Department of the Environment, Water, Heritage and the Arts

Department overview
- Formed: 3 December 2007
- Preceding Department: Department of the Environment and Water Resources;
- Dissolved: 14 September 2010
- Superseding Department: Department of Sustainability, Environment, Water, Population and Communities;
- Jurisdiction: Commonwealth of Australia
- Department executives: David Borthwick, Secretary (2007‑09); Robyn Kruk, Secretary (2009‑10);
- Website: environment.gov.au

= Department of the Environment, Water, Heritage and the Arts =

Australian government department, 2007–2010

The Department of the Environment, Water, Heritage and the Arts was an Australian Government department that existed between December 2007 and September 2010.

==Scope==
Information about the department's functions and government funding allocation could be found in the Administrative Arrangements Orders, the annual Portfolio Budget Statements and in the department's annual reports.
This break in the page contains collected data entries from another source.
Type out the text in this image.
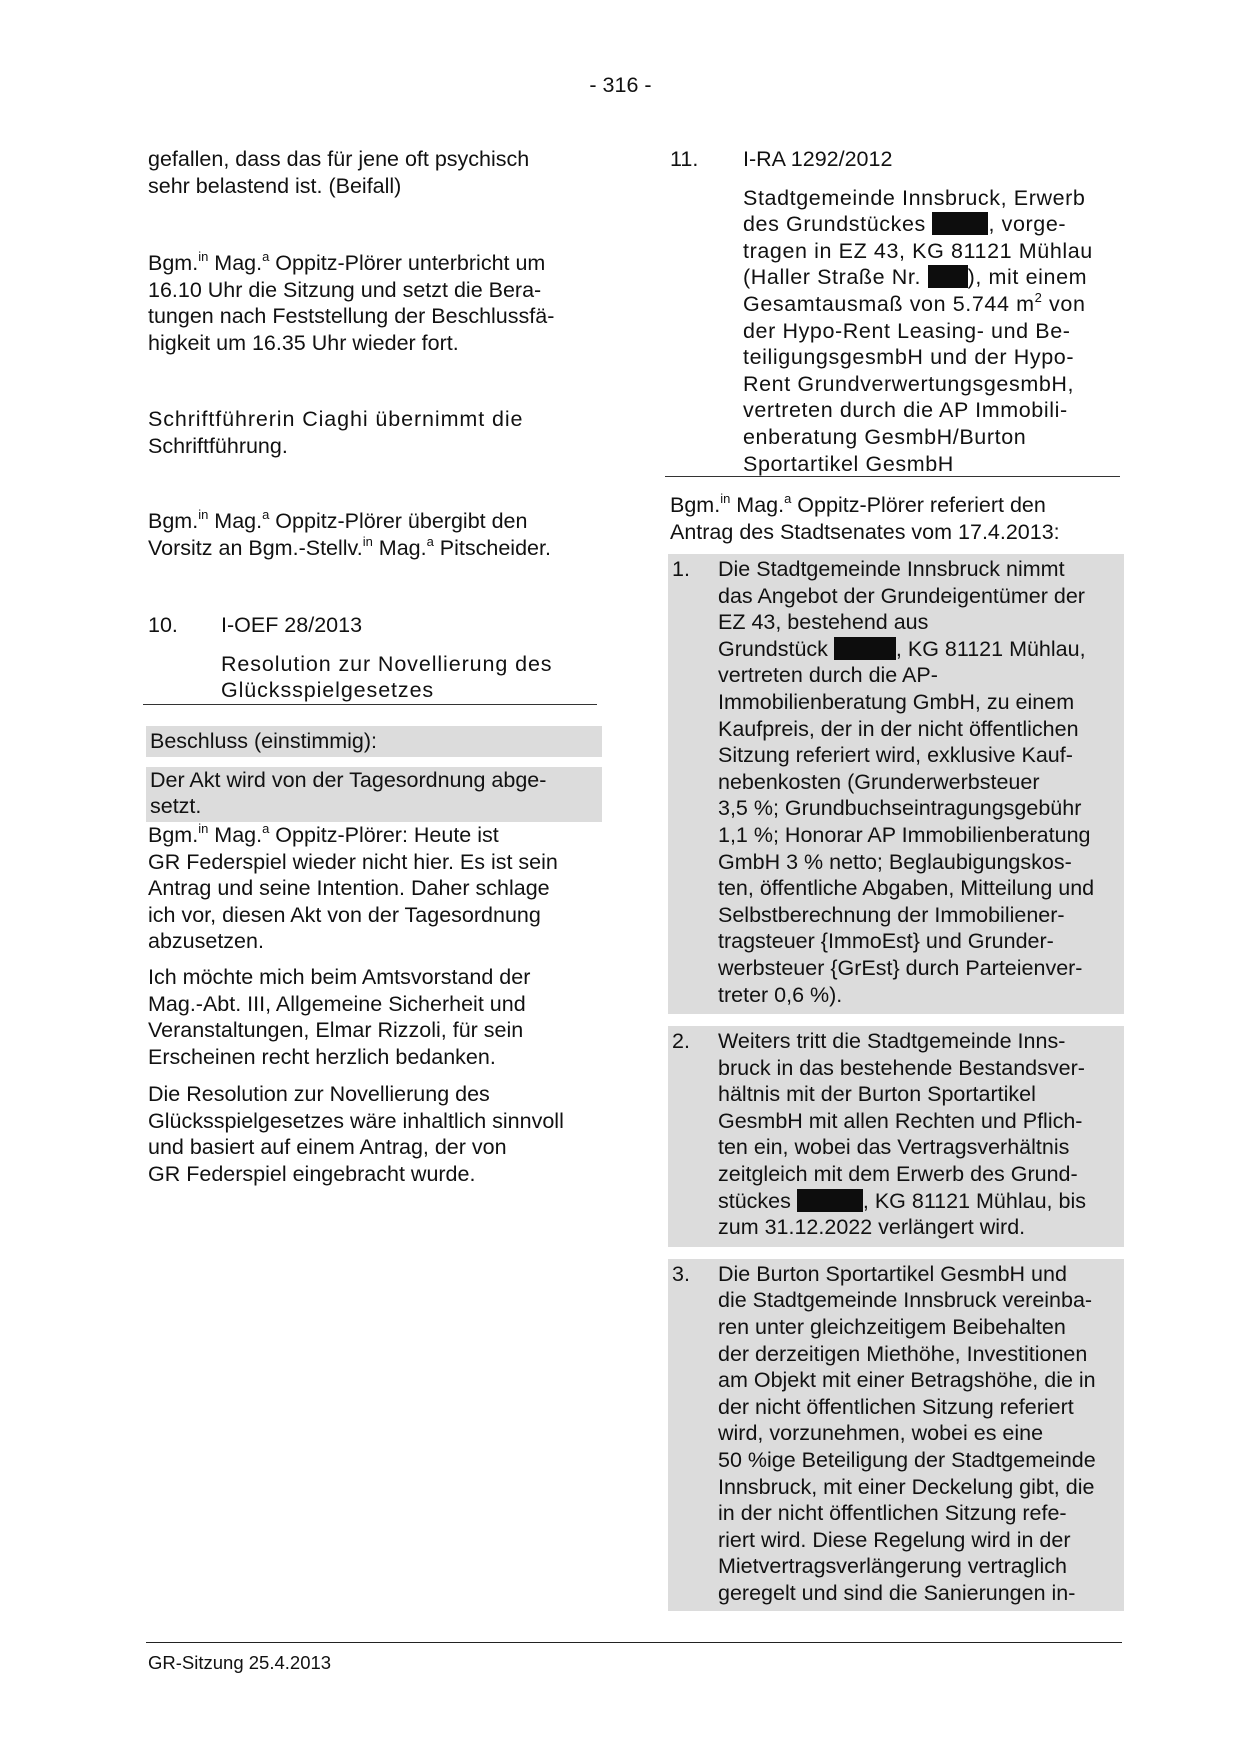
- 316 -
gefallen, dass das für jene oft psychisch
sehr belastend ist. (Beifall)
Bgm.$^{in}$ Mag.$^a$ Oppitz-Plörer unterbricht um
16.10 Uhr die Sitzung und setzt die Bera-
tungen nach Feststellung der Beschlussfä-
higkeit um 16.35 Uhr wieder fort.
Schriftführerin Ciaghi übernimmt die
Schriftführung.
Bgm.$^{in}$ Mag.$^a$ Oppitz-Plörer übergibt den
Vorsitz an Bgm.-Stellv.$^{in}$ Mag.$^a$ Pitscheider.
10.	I-OEF 28/2013
Resolution zur Novellierung des
Glücksspielgesetzes
Beschluss (einstimmig):
Der Akt wird von der Tagesordnung abge-
setzt.
Bgm.$^{in}$ Mag.$^a$ Oppitz-Plörer: Heute ist
GR Federspiel wieder nicht hier. Es ist sein
Antrag und seine Intention. Daher schlage
ich vor, diesen Akt von der Tagesordnung
abzusetzen.
Ich möchte mich beim Amtsvorstand der
Mag.-Abt. III, Allgemeine Sicherheit und
Veranstaltungen, Elmar Rizzoli, für sein
Erscheinen recht herzlich bedanken.
Die Resolution zur Novellierung des
Glücksspielgesetzes wäre inhaltlich sinnvoll
und basiert auf einem Antrag, der von
GR Federspiel eingebracht wurde.
11.	I-RA 1292/2012
Stadtgemeinde Innsbruck, Erwerb
des Grundstückes	, vorge-
tragen in EZ 43, KG 81121 Mühlau
(Haller Straße Nr. ), mit einem
Gesamtausmaß von 5.744 $m^2$ von
der Hypo-Rent Leasing- und Be-
teiligungsgesmbH und der Hypo-
Rent GrundverwertungsgesmbH,
vertreten durch die AP Immobili-
enberatung GesmbH/Burton
Sportartikel GesmbH
Bgm.$^{in}$ Mag.$^a$ Oppitz-Plörer referiert den
Antrag des Stadtsenates vom 17.4.2013:
1.	Die Stadtgemeinde Innsbruck nimmt
das Angebot der Grundeigentümer der
EZ 43, bestehend aus
Grundstück	, KG 81121 Mühlau,
vertreten durch die AP-
Immobilienberatung GmbH, zu einem
Kaufpreis, der in der nicht öffentlichen
Sitzung referiert wird, exklusive Kauf-
nebenkosten (Grunderwerbsteuer
3,5 %; Grundbuchseintragungsgebühr
1,1 %; Honorar AP Immobilienberatung
GmbH 3 % netto; Beglaubigungskos-
ten, öffentliche Abgaben, Mitteilung und
Selbstberechnung der Immobiliener-
tragsteuer {ImmoEst} und Grunder-
werbsteuer {GrEst} durch Parteienver-
treter 0,6 %).
2.	Weiters tritt die Stadtgemeinde Inns-
bruck in das bestehende Bestandsver-
hältnis mit der Burton Sportartikel
GesmbH mit allen Rechten und Pflich-
ten ein, wobei das Vertragsverhältnis
zeitgleich mit dem Erwerb des Grund-
stückes	, KG 81121 Mühlau, bis
zum 31.12.2022 verlängert wird.
3.	Die Burton Sportartikel GesmbH und
die Stadtgemeinde Innsbruck vereinba-
ren unter gleichzeitigem Beibehalten
der derzeitigen Miethöhe, Investitionen
am Objekt mit einer Betragshöhe, die in
der nicht öffentlichen Sitzung referiert
wird, vorzunehmen, wobei es eine
50 %ige Beteiligung der Stadtgemeinde
Innsbruck, mit einer Deckelung gibt, die
in der nicht öffentlichen Sitzung refe-
riert wird. Diese Regelung wird in der
Mietvertragsverlängerung vertraglich
geregelt und sind die Sanierungen in-
GR-Sitzung 25.4.2013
According to the Administrative Arrangements Order made at the department's establishment, the department dealt with:
- Environment protection and conservation of biodiversity
- Air quality
- National fuel quality standards
- Land contamination
- Meteorology
- Administration of the Australian Antarctic Territory, and the Territory of Heard Island and McDonald Islands
- Natural, built and movable cultural heritage
- Environmental research
- Water policy and resources
- Cultural affairs, including support for the arts
  - There was a domestic Return of Indigenous Cultural Property (RICP) program run by DEWHA, which supported the return of both human remains and secret sacred objects from institutions within Australia (at some point this functionality was incorporated in the International Repatriation Program (IRP), administered by the Department of Communications and the Arts.)